PAULO SETÚBAL |
Derradeira Saudade
Paixão
fugaz... Ventura passageira...
Rosa que não colhemos da roseira,
mas que esteve, no galho, ao nosso alcance.
Ah! Quanta vez, num desespero mudo,
eu quedo-me a cismar naquilo tudo,
que encheu de sol nosso cruel romance!
Bendigo
ainda os beijos que maldizes,
que abriram na minha alma cicatrizes,
que encheram de ambrosias nossa boca.
Só me consola, nesta dor pungente,
lembrar que te adorei, perdidamente.
Lembrar que me adoraste como louca!
Mudaste
muito, eu sei... Mas, com certeza,
nas horas de saudade e de tristeza,
em que a alma chora e o coração nos trai,
hás de pensar em mim de quando em quando,
com lágrimas nos olhos, relembrando,
toda essa história que tão longe vai!
Foi nesse grande amor
Foi
nesse grande amor, quase noivado,
que floresceu o sonho mais doirado
das tuas ambições, dos meus desejos.
Mas ai! Tanta afeição, tantas loucuras...

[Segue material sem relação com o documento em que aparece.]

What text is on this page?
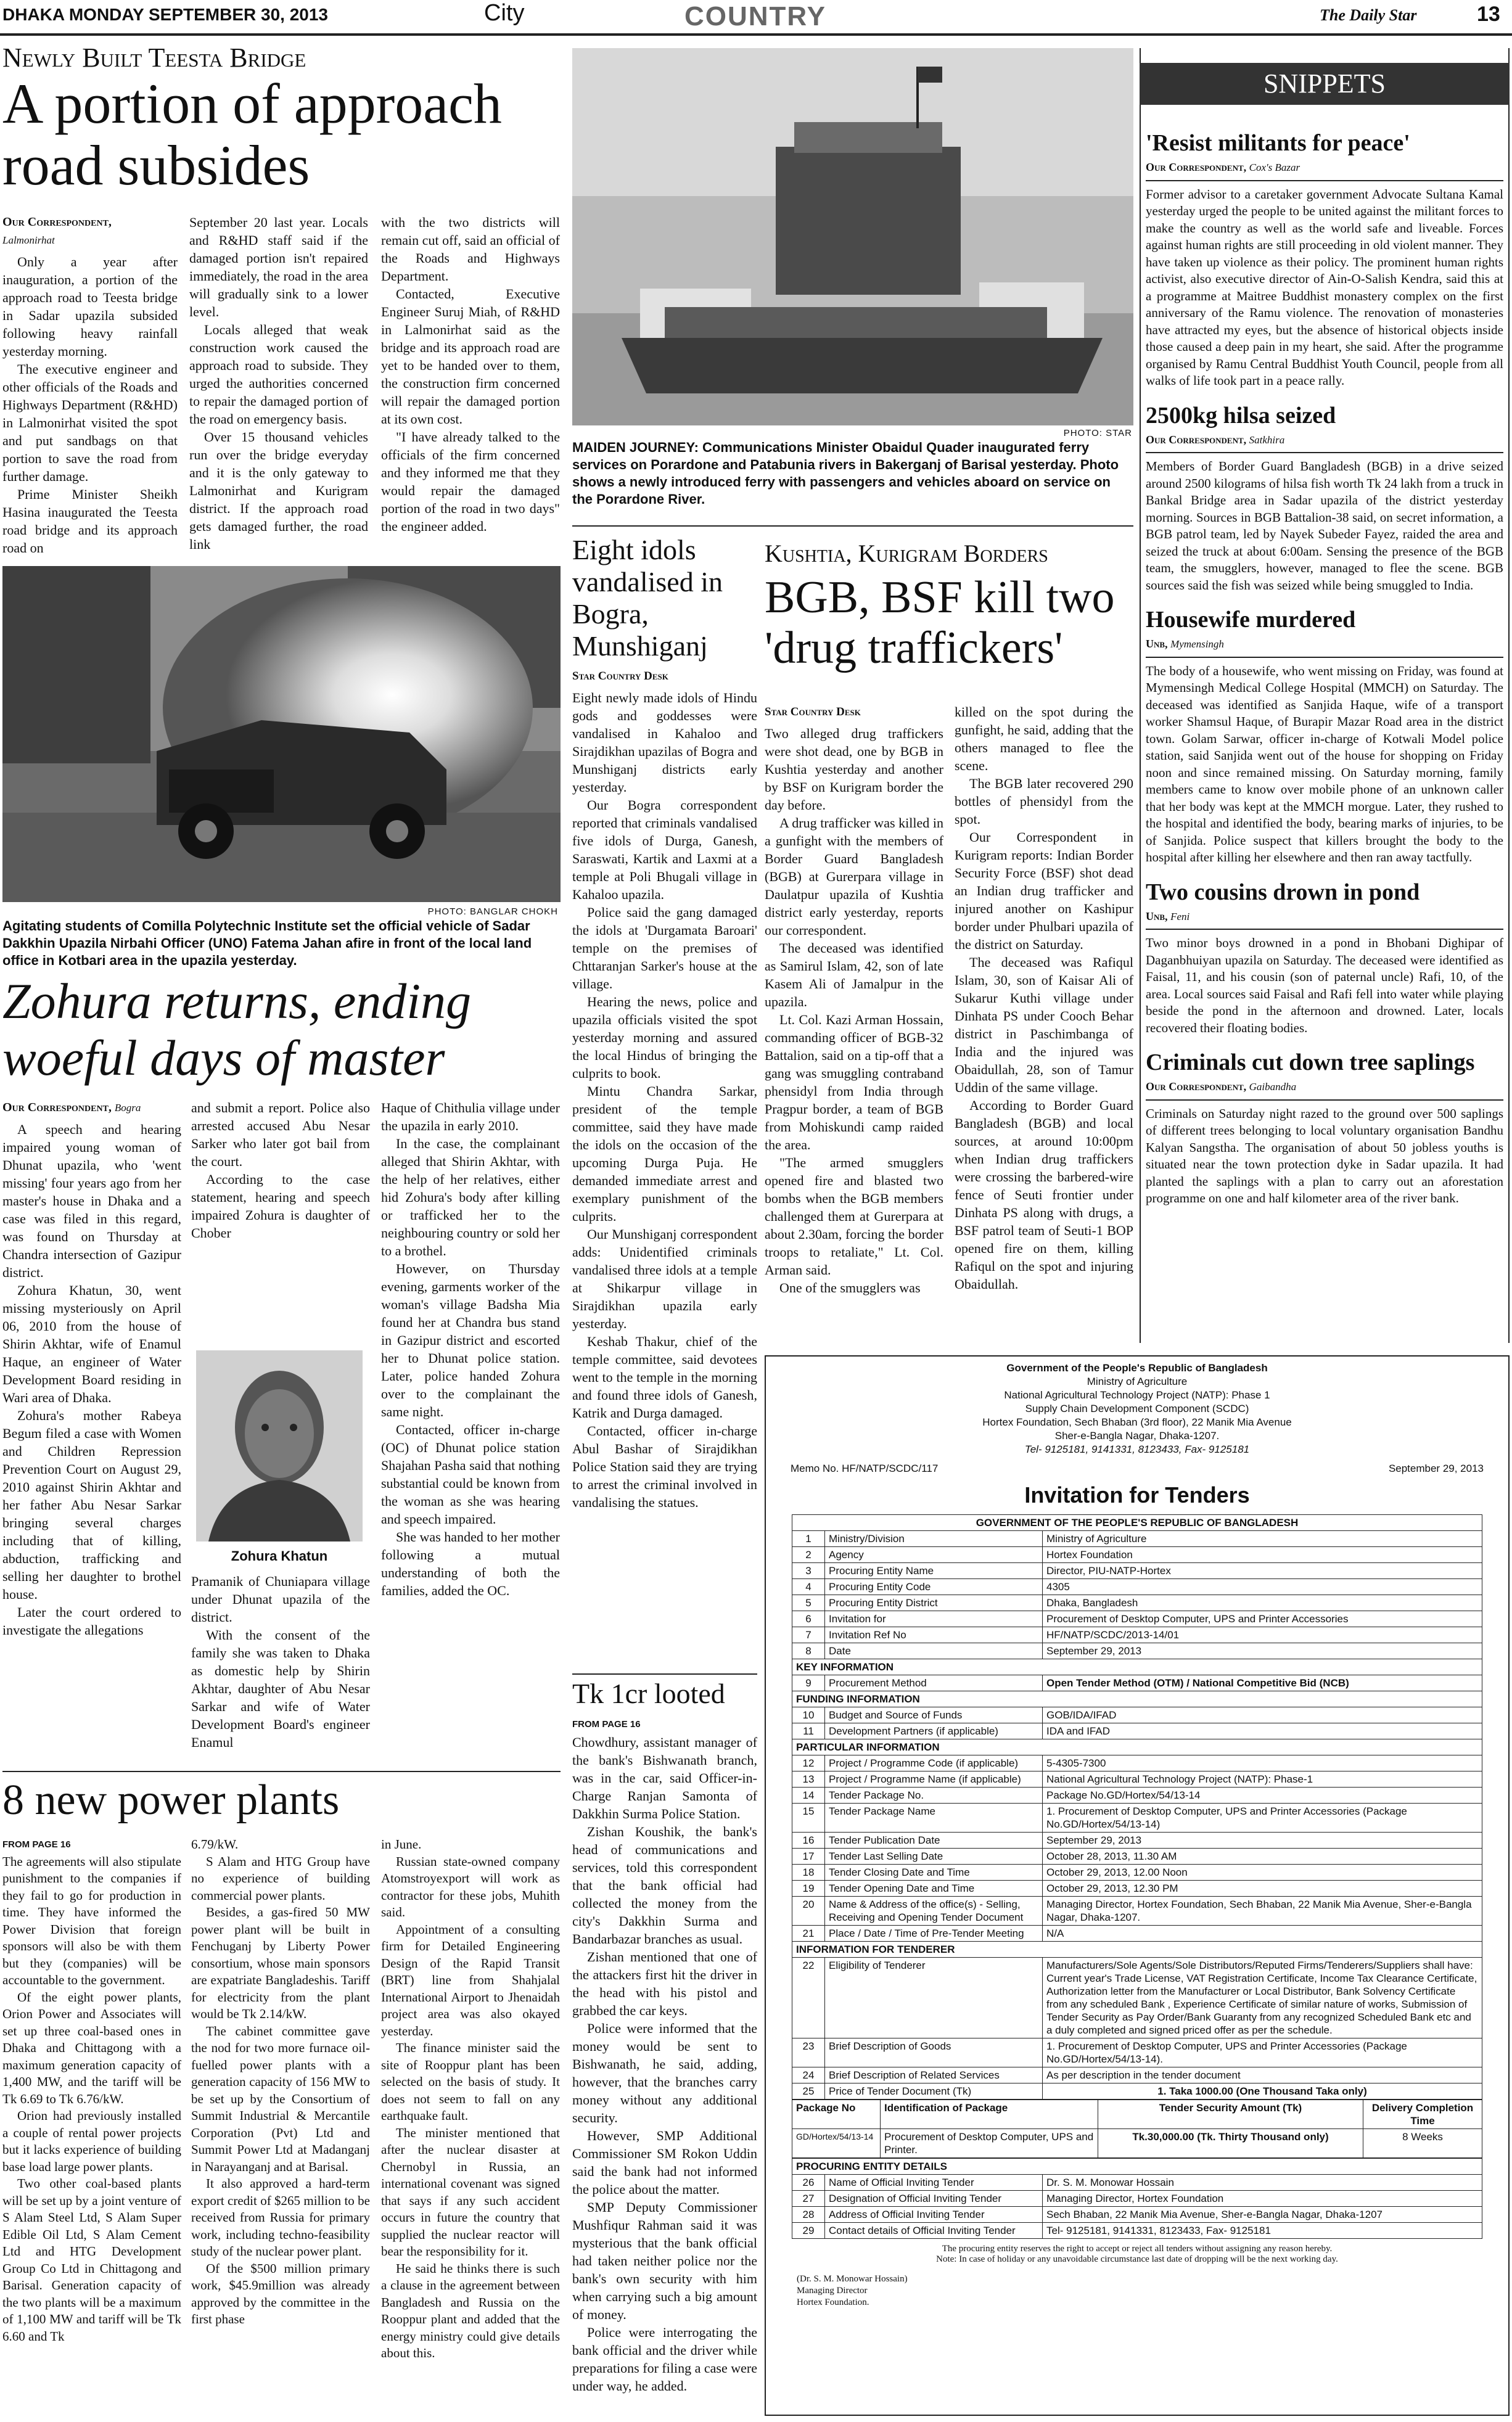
DHAKA MONDAY SEPTEMBER 30, 2013	City	COUNTRY	The Daily Star	13
Newly Built Teesta Bridge
A portion of approach road subsides
Our Correspondent,
Lalmonirhat

Only a year after inauguration, a portion of the approach road to Teesta bridge in Sadar upazila subsided following heavy rainfall yesterday morning.

The executive engineer and other officials of the Roads and Highways Department (R&HD) in Lalmonirhat visited the spot and put sandbags on that portion to save the road from further damage.

Prime Minister Sheikh Hasina inaugurated the Teesta road bridge and its approach road on

September 20 last year. Locals and R&HD staff said if the damaged portion isn't repaired immediately, the road in the area will gradually sink to a lower level.

Locals alleged that weak construction work caused the approach road to subside. They urged the authorities concerned to repair the damaged portion of the road on emergency basis.

Over 15 thousand vehicles run over the bridge everyday and it is the only gateway to Lalmonirhat and Kurigram district. If the approach road gets damaged further, the road link

with the two districts will remain cut off, said an official of the Roads and Highways Department.

Contacted, Executive Engineer Suruj Miah, of R&HD in Lalmonirhat said as the bridge and its approach road are yet to be handed over to them, the construction firm concerned will repair the damaged portion at its own cost.

"I have already talked to the officials of the firm concerned and they informed me that they would repair the damaged portion of the road in two days" the engineer added.

PHOTO: BANGLAR CHOKH
Agitating students of Comilla Polytechnic Institute set the official vehicle of Sadar Dakkhin Upazila Nirbahi Officer (UNO) Fatema Jahan afire in front of the local land office in Kotbari area in the upazila yesterday.
Zohura returns, ending woeful days of master
Our Correspondent, Bogra

A speech and hearing impaired young woman of Dhunat upazila, who 'went missing' four years ago from her master's house in Dhaka and a case was filed in this regard, was found on Thursday at Chandra intersection of Gazipur district.

Zohura Khatun, 30, went missing mysteriously on April 06, 2010 from the house of Shirin Akhtar, wife of Enamul Haque, an engineer of Water Development Board residing in Wari area of Dhaka.

Zohura's mother Rabeya Begum filed a case with Women and Children Repression Prevention Court on August 29, 2010 against Shirin Akhtar and her father Abu Nesar Sarkar bringing several charges including that of killing, abduction, trafficking and selling her daughter to brothel house.

Later the court ordered to investigate the allegations

and submit a report. Police also arrested accused Abu Nesar Sarker who later got bail from the court.

According to the case statement, hearing and speech impaired Zohura is daughter of Chober

Zohura Khatun

Pramanik of Chuniapara village under Dhunat upazila of the district.

With the consent of the family she was taken to Dhaka as domestic help by Shirin Akhtar, daughter of Abu Nesar Sarkar and wife of Water Development Board's engineer Enamul

Haque of Chithulia village under the upazila in early 2010.

In the case, the complainant alleged that Shirin Akhtar, with the help of her relatives, either hid Zohura's body after killing or trafficked her to the neighbouring country or sold her to a brothel.

However, on Thursday evening, garments worker of the woman's village Badsha Mia found her at Chandra bus stand in Gazipur district and escorted her to Dhunat police station. Later, police handed Zohura over to the complainant the same night.

Contacted, officer in-charge (OC) of Dhunat police station Shajahan Pasha said that nothing substantial could be known from the woman as she was hearing and speech impaired.

She was handed to her mother following a mutual understanding of both the families, added the OC.

8 new power plants
FROM PAGE 16

The agreements will also stipulate punishment to the companies if they fail to go for production in time. They have informed the Power Division that foreign sponsors will also be with them but they (companies) will be accountable to the government.

Of the eight power plants, Orion Power and Associates will set up three coal-based ones in Dhaka and Chittagong with a maximum generation capacity of 1,400 MW, and the tariff will be Tk 6.69 to Tk 6.76/kW.

Orion had previously installed a couple of rental power projects but it lacks experience of building base load large power plants.

Two other coal-based plants will be set up by a joint venture of S Alam Steel Ltd, S Alam Super Edible Oil Ltd, S Alam Cement Ltd and HTG Development Group Co Ltd in Chittagong and Barisal. Generation capacity of the two plants will be a maximum of 1,100 MW and tariff will be Tk 6.60 and Tk

6.79/kW.

S Alam and HTG Group have no experience of building commercial power plants.

Besides, a gas-fired 50 MW power plant will be built in Fenchuganj by Liberty Power consortium, whose main sponsors are expatriate Bangladeshis. Tariff for electricity from the plant would be Tk 2.14/kW.

The cabinet committee gave the nod for two more furnace oil-fuelled power plants with a generation capacity of 156 MW to be set up by the Consortium of Summit Industrial & Mercantile Corporation (Pvt) Ltd and Summit Power Ltd at Madanganj in Narayanganj and at Barisal.

It also approved a hard-term export credit of $265 million to be received from Russia for primary work, including techno-feasibility study of the nuclear power plant.

Of the $500 million primary work, $45.9million was already approved by the committee in the first phase

in June.

Russian state-owned company Atomstroyexport will work as contractor for these jobs, Muhith said.

Appointment of a consulting firm for Detailed Engineering Design of the Rapid Transit (BRT) line from Shahjalal International Airport to Jhenaidah project area was also okayed yesterday.

The finance minister said the site of Rooppur plant has been selected on the basis of study. It does not seem to fall on any earthquake fault.

The minister mentioned that after the nuclear disaster at Chernobyl in Russia, an international covenant was signed that says if any such accident occurs in future the country that supplied the nuclear reactor will bear the responsibility for it.

He said he thinks there is such a clause in the agreement between Bangladesh and Russia on the Rooppur plant and added that the energy ministry could give details about this.

PHOTO: STAR
MAIDEN JOURNEY: Communications Minister Obaidul Quader inaugurated ferry services on Porardone and Patabunia rivers in Bakerganj of Barisal yesterday. Photo shows a newly introduced ferry with passengers and vehicles aboard on service on the Porardone River.
Eight idols vandalised in Bogra, Munshiganj
Star Country Desk

Eight newly made idols of Hindu gods and goddesses were vandalised in Kahaloo and Sirajdikhan upazilas of Bogra and Munshiganj districts early yesterday.

Our Bogra correspondent reported that criminals vandalised five idols of Durga, Ganesh, Saraswati, Kartik and Laxmi at a temple at Poli Bhugali village in Kahaloo upazila.

Police said the gang damaged the idols at 'Durgamata Baroari' temple on the premises of Chttaranjan Sarker's house at the village.

Hearing the news, police and upazila officials visited the spot yesterday morning and assured the local Hindus of bringing the culprits to book.

Mintu Chandra Sarkar, president of the temple committee, said they have made the idols on the occasion of the upcoming Durga Puja. He demanded immediate arrest and exemplary punishment of the culprits.

Our Munshiganj correspondent adds: Unidentified criminals vandalised three idols at a temple at Shikarpur village in Sirajdikhan upazila early yesterday.

Keshab Thakur, chief of the temple committee, said devotees went to the temple in the morning and found three idols of Ganesh, Katrik and Durga damaged.

Contacted, officer in-charge Abul Bashar of Sirajdikhan Police Station said they are trying to arrest the criminal involved in vandalising the statues.

Tk 1cr looted
FROM PAGE 16

Chowdhury, assistant manager of the bank's Bishwanath branch, was in the car, said Officer-in-Charge Ranjan Samonta of Dakkhin Surma Police Station.

Zishan Koushik, the bank's head of communications and services, told this correspondent that the bank official had collected the money from the city's Dakkhin Surma and Bandarbazar branches as usual.

Zishan mentioned that one of the attackers first hit the driver in the head with his pistol and grabbed the car keys.

Police were informed that the money would be sent to Bishwanath, he said, adding, however, that the branches carry money without any additional security.

However, SMP Additional Commissioner SM Rokon Uddin said the bank had not informed the police about the matter.

SMP Deputy Commissioner Mushfiqur Rahman said it was mysterious that the bank official had taken neither police nor the bank's own security with him when carrying such a big amount of money.

Police were interrogating the bank official and the driver while preparations for filing a case were under way, he added.

Kushtia, Kurigram Borders
BGB, BSF kill two 'drug traffickers'
Star Country Desk

Two alleged drug traffickers were shot dead, one by BGB in Kushtia yesterday and another by BSF on Kurigram border the day before.

A drug trafficker was killed in a gunfight with the members of Border Guard Bangladesh (BGB) at Gurerpara village in Daulatpur upazila of Kushtia district early yesterday, reports our correspondent.

The deceased was identified as Samirul Islam, 42, son of late Kasem Ali of Jamalpur in the upazila.

Lt. Col. Kazi Arman Hossain, commanding officer of BGB-32 Battalion, said on a tip-off that a gang was smuggling contraband phensidyl from India through Pragpur border, a team of BGB from Mohiskundi camp raided the area.

"The armed smugglers opened fire and blasted two bombs when the BGB members challenged them at Gurerpara at about 2.30am, forcing the border troops to retaliate," Lt. Col. Arman said.

One of the smugglers was

killed on the spot during the gunfight, he said, adding that the others managed to flee the scene.

The BGB later recovered 290 bottles of phensidyl from the spot.

Our Correspondent in Kurigram reports: Indian Border Security Force (BSF) shot dead an Indian drug trafficker and injured another on Kashipur border under Phulbari upazila of the district on Saturday.

The deceased was Rafiqul Islam, 30, son of Kaisar Ali of Sukarur Kuthi village under Dinhata PS under Cooch Behar district in Paschimbanga of India and the injured was Obaidullah, 28, son of Tamur Uddin of the same village.

According to Border Guard Bangladesh (BGB) and local sources, at around 10:00pm when Indian drug traffickers were crossing the barbered-wire fence of Seuti frontier under Dinhata PS along with drugs, a BSF patrol team of Seuti-1 BOP opened fire on them, killing Rafiqul on the spot and injuring Obaidullah.

SNIPPETS
'Resist militants for peace'
Our Correspondent, Cox's Bazar

Former advisor to a caretaker government Advocate Sultana Kamal yesterday urged the people to be united against the militant forces to make the country as well as the world safe and liveable. Forces against human rights are still proceeding in old violent manner. They have taken up violence as their policy. The prominent human rights activist, also executive director of Ain-O-Salish Kendra, said this at a programme at Maitree Buddhist monastery complex on the first anniversary of the Ramu violence. The renovation of monasteries have attracted my eyes, but the absence of historical objects inside those caused a deep pain in my heart, she said. After the programme organised by Ramu Central Buddhist Youth Council, people from all walks of life took part in a peace rally.

2500kg hilsa seized
Our Correspondent, Satkhira

Members of Border Guard Bangladesh (BGB) in a drive seized around 2500 kilograms of hilsa fish worth Tk 24 lakh from a truck in Bankal Bridge area in Sadar upazila of the district yesterday morning. Sources in BGB Battalion-38 said, on secret information, a BGB patrol team, led by Nayek Subeder Fayez, raided the area and seized the truck at about 6:00am. Sensing the presence of the BGB team, the smugglers, however, managed to flee the scene. BGB sources said the fish was seized while being smuggled to India.

Housewife murdered
Unb, Mymensingh

The body of a housewife, who went missing on Friday, was found at Mymensingh Medical College Hospital (MMCH) on Saturday. The deceased was identified as Sanjida Haque, wife of a transport worker Shamsul Haque, of Burapir Mazar Road area in the district town. Golam Sarwar, officer in-charge of Kotwali Model police station, said Sanjida went out of the house for shopping on Friday noon and since remained missing. On Saturday morning, family members came to know over mobile phone of an unknown caller that her body was kept at the MMCH morgue. Later, they rushed to the hospital and identified the body, bearing marks of injuries, to be of Sanjida. Police suspect that killers brought the body to the hospital after killing her elsewhere and then ran away tactfully.

Two cousins drown in pond
Unb, Feni

Two minor boys drowned in a pond in Bhobani Dighipar of Daganbhuiyan upazila on Saturday. The deceased were identified as Faisal, 11, and his cousin (son of paternal uncle) Rafi, 10, of the area. Local sources said Faisal and Rafi fell into water while playing beside the pond in the afternoon and drowned. Later, locals recovered their floating bodies.

Criminals cut down tree saplings
Our Correspondent, Gaibandha

Criminals on Saturday night razed to the ground over 500 saplings of different trees belonging to local voluntary organisation Bandhu Kalyan Sangstha. The organisation of about 50 jobless youths is situated near the town protection dyke in Sadar upazila. It had planted the saplings with a plan to carry out an aforestation programme on one and half kilometer area of the river bank.

Government of the People's Republic of Bangladesh
Ministry of Agriculture
National Agricultural Technology Project (NATP): Phase 1
Supply Chain Development Component (SCDC)
Hortex Foundation, Sech Bhaban (3rd floor), 22 Manik Mia Avenue
Sher-e-Bangla Nagar, Dhaka-1207.
Tel- 9125181, 9141331, 8123433, Fax- 9125181
Memo No. HF/NATP/SCDC/117	September 29, 2013
Invitation for Tenders
GOVERNMENT OF THE PEOPLE'S REPUBLIC OF BANGLADESH		
1	Ministry/Division	Ministry of Agriculture
2	Agency	Hortex Foundation
3	Procuring Entity Name	Director, PIU-NATP-Hortex
4	Procuring Entity Code	4305
5	Procuring Entity District	Dhaka, Bangladesh
6	Invitation for	Procurement of Desktop Computer, UPS and Printer Accessories
7	Invitation Ref No	HF/NATP/SCDC/2013-14/01
8	Date	September 29, 2013
KEY INFORMATION		
9	Procurement Method	Open Tender Method (OTM) / National Competitive Bid (NCB)
FUNDING INFORMATION		
10	Budget and Source of Funds	GOB/IDA/IFAD
11	Development Partners (if applicable)	IDA and IFAD
PARTICULAR INFORMATION		
12	Project / Programme Code (if applicable)	5-4305-7300
13	Project / Programme Name (if applicable)	National Agricultural Technology Project (NATP): Phase-1
14	Tender Package No.	Package No.GD/Hortex/54/13-14
15	Tender Package Name	1. Procurement of Desktop Computer, UPS and Printer Accessories (Package No.GD/Hortex/54/13-14)
16	Tender Publication Date	September 29, 2013
17	Tender Last Selling Date	October 28, 2013, 11.30 AM
18	Tender Closing Date and Time	October 29, 2013, 12.00 Noon
19	Tender Opening Date and Time	October 29, 2013, 12.30 PM
20	Name & Address of the office(s) - Selling, Receiving and Opening Tender Document	Managing Director, Hortex Foundation, Sech Bhaban, 22 Manik Mia Avenue, Sher-e-Bangla Nagar, Dhaka-1207.
21	Place / Date / Time of Pre-Tender Meeting	N/A
INFORMATION FOR TENDERER		
22	Eligibility of Tenderer	Manufacturers/Sole Agents/Sole Distributors/Reputed Firms/Tenderers/Suppliers shall have: Current year's Trade License, VAT Registration Certificate, Income Tax Clearance Certificate, Authorization letter from the Manufacturer or Local Distributor, Bank Solvency Certificate from any scheduled Bank , Experience Certificate of similar nature of works, Submission of Tender Security as Pay Order/Bank Guaranty from any recognized Scheduled Bank etc and a duly completed and signed priced offer as per the schedule.
23	Brief Description of Goods	1. Procurement of Desktop Computer, UPS and Printer Accessories (Package No.GD/Hortex/54/13-14).
24	Brief Description of Related Services	As per description in the tender document
25	Price of Tender Document (Tk)	1. Taka 1000.00 (One Thousand Taka only)
Package No	Identification of Package	Tender Security Amount (Tk)	Delivery Completion Time
GD/Hortex/54/13-14	Procurement of Desktop Computer, UPS and Printer.	Tk.30,000.00 (Tk. Thirty Thousand only)	8 Weeks
PROCURING ENTITY DETAILS		
26	Name of Official Inviting Tender	Dr. S. M. Monowar Hossain
27	Designation of Official Inviting Tender	Managing Director, Hortex Foundation
28	Address of Official Inviting Tender	Sech Bhaban, 22 Manik Mia Avenue, Sher-e-Bangla Nagar, Dhaka-1207
29	Contact details of Official Inviting Tender	Tel- 9125181, 9141331, 8123433, Fax- 9125181
The procuring entity reserves the right to accept or reject all tenders without assigning any reason hereby.
Note: In case of holiday or any unavoidable circumstance last date of dropping will be the next working day.
(Dr. S. M. Monowar Hossain)
Managing Director
Hortex Foundation.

O idílio que tecemos entre juras,
o poema que sonhamos entre beijos...
Toda
essa história ingenuamente bela,
essa gentil, romântica novela,
que ainda de saudade se perfuma...
- Tudo isso se desfez num só momento,
como um rosal onde batesse o vento,
e as rosas despencassem uma a uma!
E
eu sei que um dia, no murchar dos anos,
quando já velha, bem velhinha fores,
puseres-te a lembrar nossos enganos,
dirás, com uma lágrima sentida,
que foram esses cálidos amores,
a página melhor da nossa vida!
Só Tu
Dos
lábios que me beijaram,
Dos braços que me abraçaram,
Já não me lembro, nem sei...
São tantas as que me amaram!
São tantas as que eu amei!
Mas tu - que rude contraste! -
Tu, que jamais me beijaste,
Tu, que jamais abracei,
Só tu, nest'alma, ficaste,
De todas as que eu amei...
Árvores Tristes
Eu,
nestes campos, longe do tumulto,
Amo essas tristes árvores que crescem
Por sobre as margens dum arroio oculto,
Ouvindo as águas que cantando descem...
Gosto de vê-las à tardinha, envoltas
Numa suave e mística tristeza,
Olhando os rolos das espumas soltas
Que encrespam o lençol da correnteza.
Tristonhas plantas! Árvores sombrias!
Como se as torturasse estranha mágoa,
E as compungissem fundas nostalgias,
- Procuram consolar-se à beira d'água.
Oh! vós que amais os campos, nunca as vistes?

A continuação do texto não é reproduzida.